Deepgram
Platform Engineer - AI/ML Infrastructure (Kubernetes, Slurm & Bare-Metal)
About this role
Deepgram seeks an experienced Site Reliability Engineer to design and operate hybrid cloud and on-premise infrastructure supporting AI/ML research and product development. You'll build a scalable, self-service platform using Kubernetes, AWS, and Terraform while orchestrating GPU workloads across distributed environments.
What you'll do
- Architect and maintain Kubernetes-based computing platforms across AWS and on-premise data centers
- Develop and manage infrastructure-as-code using Terraform for reproducible, automated environments
- Design AI/ML job scheduling systems integrating Slurm with Kubernetes to optimize GPU resource management
- Provision and maintain on-premise bare metal servers for high-performance GPU computing
- Implement observability, monitoring, and logging solutions to ensure platform health and performance
- Collaborate with AI researchers to understand infrastructure needs and accelerate development workflows
What they're looking for
- Kubernetes architecture and operations at scale
- Terraform and Infrastructure-as-Code practices
- AWS cloud infrastructure
- Slurm or HPC job scheduling systems
- Hybrid cloud and on-premise infrastructure management
- Platform engineering and DevOps
- Networking and storage solutions (CNI, CSI, S3)
- Observability and incident response automation
Opens the official application on the employer’s site.
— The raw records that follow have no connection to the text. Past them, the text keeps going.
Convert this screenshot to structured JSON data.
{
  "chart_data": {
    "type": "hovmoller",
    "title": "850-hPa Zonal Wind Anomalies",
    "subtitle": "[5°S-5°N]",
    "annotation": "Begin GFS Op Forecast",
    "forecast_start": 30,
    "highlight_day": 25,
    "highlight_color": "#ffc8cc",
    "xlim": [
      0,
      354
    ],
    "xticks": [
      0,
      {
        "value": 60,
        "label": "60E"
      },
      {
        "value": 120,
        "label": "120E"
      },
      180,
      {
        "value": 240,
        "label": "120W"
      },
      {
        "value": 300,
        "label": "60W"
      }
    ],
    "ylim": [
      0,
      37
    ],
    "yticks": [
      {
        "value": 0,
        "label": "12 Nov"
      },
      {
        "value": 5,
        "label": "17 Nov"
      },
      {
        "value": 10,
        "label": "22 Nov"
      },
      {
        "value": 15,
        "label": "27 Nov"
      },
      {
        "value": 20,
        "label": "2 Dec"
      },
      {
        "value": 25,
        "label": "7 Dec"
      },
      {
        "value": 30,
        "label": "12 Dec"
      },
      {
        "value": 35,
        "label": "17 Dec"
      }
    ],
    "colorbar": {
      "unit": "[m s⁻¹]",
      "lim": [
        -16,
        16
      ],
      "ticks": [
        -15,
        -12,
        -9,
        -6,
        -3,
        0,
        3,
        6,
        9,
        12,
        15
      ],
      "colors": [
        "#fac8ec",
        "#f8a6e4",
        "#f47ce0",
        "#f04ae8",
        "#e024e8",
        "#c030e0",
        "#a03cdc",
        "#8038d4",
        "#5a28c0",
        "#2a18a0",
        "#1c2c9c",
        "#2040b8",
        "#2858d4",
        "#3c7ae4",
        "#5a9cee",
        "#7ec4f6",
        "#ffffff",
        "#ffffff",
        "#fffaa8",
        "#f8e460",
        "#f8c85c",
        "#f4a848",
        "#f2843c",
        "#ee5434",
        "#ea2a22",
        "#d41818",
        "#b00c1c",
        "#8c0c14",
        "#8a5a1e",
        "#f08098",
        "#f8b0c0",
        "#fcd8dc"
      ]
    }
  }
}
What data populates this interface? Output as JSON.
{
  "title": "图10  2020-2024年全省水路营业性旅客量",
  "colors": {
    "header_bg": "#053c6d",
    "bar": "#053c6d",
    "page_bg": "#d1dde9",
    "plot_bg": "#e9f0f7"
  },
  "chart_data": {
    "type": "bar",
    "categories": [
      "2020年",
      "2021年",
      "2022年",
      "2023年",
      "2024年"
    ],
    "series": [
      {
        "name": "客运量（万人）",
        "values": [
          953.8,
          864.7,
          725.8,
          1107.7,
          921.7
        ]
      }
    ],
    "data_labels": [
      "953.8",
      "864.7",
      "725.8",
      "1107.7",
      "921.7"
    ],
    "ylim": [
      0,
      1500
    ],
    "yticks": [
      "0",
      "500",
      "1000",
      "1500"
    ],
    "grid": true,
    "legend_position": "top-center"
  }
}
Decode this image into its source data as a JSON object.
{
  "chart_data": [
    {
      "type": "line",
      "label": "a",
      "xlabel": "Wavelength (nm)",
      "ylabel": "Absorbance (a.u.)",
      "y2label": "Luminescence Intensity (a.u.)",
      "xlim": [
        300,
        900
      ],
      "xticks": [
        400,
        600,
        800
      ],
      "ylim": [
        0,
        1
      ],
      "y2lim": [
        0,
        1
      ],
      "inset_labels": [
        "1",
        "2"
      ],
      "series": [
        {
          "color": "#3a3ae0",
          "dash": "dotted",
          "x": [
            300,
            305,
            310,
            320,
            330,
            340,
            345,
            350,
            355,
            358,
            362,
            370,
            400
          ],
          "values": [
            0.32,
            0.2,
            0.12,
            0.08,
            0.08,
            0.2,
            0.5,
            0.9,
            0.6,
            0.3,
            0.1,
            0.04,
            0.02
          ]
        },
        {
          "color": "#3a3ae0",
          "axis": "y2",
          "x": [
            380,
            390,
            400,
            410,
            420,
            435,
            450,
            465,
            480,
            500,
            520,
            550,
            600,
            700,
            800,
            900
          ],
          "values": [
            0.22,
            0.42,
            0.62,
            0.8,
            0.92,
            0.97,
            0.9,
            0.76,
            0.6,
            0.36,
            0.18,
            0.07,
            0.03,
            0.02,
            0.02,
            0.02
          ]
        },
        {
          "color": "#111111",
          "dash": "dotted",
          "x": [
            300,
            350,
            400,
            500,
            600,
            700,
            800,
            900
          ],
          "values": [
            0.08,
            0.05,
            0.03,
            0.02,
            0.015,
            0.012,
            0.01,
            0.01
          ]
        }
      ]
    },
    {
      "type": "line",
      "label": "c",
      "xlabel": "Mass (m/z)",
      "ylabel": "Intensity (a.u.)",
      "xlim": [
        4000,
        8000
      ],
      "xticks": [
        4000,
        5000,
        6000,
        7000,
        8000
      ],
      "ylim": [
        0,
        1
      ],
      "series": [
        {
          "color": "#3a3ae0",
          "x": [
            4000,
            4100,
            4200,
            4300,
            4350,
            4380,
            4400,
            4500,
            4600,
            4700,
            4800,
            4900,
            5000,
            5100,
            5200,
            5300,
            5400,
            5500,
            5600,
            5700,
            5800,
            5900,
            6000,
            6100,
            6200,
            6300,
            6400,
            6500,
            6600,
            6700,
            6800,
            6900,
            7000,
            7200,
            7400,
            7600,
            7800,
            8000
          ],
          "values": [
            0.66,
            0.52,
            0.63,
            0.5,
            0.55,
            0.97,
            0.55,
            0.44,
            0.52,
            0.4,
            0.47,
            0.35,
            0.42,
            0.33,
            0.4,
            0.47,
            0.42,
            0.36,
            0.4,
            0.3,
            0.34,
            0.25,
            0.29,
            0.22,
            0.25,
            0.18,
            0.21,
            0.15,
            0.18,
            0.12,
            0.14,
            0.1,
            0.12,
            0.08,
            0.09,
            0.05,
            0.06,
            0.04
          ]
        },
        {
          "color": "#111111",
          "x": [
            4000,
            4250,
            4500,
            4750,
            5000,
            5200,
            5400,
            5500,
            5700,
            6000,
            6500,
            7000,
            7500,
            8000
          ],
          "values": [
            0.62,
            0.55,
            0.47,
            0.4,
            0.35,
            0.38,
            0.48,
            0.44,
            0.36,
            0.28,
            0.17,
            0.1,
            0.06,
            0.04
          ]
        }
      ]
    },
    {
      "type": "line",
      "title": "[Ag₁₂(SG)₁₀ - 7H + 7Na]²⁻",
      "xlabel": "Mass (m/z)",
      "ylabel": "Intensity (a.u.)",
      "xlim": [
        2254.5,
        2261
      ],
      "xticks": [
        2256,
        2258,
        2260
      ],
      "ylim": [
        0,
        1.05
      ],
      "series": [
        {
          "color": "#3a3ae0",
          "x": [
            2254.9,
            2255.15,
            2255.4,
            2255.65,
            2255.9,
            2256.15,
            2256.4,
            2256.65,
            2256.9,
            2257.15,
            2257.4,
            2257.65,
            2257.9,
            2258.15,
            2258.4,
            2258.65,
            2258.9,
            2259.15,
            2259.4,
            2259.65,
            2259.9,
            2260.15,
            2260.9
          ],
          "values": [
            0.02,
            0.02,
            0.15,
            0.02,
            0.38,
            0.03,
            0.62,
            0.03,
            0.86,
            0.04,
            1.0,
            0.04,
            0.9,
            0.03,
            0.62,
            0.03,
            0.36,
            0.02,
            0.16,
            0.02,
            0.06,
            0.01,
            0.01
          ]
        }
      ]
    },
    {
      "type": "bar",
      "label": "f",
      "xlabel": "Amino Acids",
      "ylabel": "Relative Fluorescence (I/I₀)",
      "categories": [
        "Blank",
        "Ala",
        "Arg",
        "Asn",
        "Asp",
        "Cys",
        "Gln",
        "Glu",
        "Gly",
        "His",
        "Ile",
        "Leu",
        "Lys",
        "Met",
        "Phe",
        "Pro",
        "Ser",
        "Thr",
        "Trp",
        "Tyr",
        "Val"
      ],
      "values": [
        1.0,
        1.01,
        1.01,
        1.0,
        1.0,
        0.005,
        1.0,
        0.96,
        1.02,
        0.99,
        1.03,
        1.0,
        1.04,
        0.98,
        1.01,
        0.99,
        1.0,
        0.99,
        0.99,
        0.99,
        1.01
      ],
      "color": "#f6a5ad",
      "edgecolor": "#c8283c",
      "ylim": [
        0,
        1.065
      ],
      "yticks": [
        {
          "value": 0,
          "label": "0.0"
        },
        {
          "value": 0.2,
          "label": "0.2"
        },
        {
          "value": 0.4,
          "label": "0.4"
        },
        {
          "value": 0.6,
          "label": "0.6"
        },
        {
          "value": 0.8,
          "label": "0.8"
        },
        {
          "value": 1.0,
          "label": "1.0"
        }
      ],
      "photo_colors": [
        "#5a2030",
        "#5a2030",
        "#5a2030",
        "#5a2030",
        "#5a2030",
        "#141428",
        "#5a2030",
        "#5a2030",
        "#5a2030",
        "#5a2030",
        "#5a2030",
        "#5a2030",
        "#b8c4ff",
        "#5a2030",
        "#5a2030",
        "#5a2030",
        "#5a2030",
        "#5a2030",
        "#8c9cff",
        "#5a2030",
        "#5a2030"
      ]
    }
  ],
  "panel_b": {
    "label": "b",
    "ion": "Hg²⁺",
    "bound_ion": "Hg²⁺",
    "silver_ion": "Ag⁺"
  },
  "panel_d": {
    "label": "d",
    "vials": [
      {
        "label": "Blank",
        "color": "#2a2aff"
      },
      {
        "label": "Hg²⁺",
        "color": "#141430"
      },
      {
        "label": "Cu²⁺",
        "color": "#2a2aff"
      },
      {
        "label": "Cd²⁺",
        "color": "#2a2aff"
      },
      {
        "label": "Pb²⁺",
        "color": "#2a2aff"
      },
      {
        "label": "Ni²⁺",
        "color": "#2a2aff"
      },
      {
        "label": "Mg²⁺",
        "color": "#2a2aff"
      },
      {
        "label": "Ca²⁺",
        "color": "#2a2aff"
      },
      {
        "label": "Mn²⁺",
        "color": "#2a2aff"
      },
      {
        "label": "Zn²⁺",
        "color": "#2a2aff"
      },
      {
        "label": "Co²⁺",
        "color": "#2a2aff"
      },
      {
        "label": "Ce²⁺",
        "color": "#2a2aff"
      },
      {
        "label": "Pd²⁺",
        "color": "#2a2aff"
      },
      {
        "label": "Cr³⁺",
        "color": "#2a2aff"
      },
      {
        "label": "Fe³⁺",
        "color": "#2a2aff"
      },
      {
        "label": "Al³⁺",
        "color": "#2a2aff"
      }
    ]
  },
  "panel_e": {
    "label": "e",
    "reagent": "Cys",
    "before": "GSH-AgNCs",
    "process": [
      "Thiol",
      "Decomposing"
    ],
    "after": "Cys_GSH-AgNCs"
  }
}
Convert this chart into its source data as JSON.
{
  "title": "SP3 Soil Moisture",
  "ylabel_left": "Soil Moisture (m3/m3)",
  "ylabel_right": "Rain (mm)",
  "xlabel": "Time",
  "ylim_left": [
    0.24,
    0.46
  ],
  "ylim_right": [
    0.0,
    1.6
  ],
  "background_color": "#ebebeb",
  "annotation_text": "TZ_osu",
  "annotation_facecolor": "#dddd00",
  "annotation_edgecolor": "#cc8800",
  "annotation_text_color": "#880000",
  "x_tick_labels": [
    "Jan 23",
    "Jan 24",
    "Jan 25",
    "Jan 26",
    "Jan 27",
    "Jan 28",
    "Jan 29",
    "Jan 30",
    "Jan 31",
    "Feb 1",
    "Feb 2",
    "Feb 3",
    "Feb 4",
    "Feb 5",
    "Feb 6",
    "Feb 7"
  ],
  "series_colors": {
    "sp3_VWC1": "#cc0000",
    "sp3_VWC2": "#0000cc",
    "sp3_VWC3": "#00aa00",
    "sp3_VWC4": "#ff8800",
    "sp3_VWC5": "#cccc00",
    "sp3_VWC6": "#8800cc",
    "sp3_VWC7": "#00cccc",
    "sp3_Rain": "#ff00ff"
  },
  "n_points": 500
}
No login required.
Deepgram
Deepgram builds voice AI and speech processing technology, offering platforms that power real-time speech recognition and audio intelligence across cloud, edge, and embedded environments. The company is hiring applied ML engineers, backend engineers, embedded AI engineers, and customer-facing roles (customer success and pre-sales engineers) to scale its AI infrastructure and drive enterprise adoption.
- Website
- deepgram.com
Likely interview questions
- Walk us through a time you architected a hybrid infrastructure spanning cloud (AWS) and on-premise data centers. What were the biggest challenges in managing both environments, and how did you solve them?
- Describe your experience with Slurm and GPU workload orchestration. How have you integrated HPC job schedulers with container platforms like Kubernetes, and what trade-offs did you consider?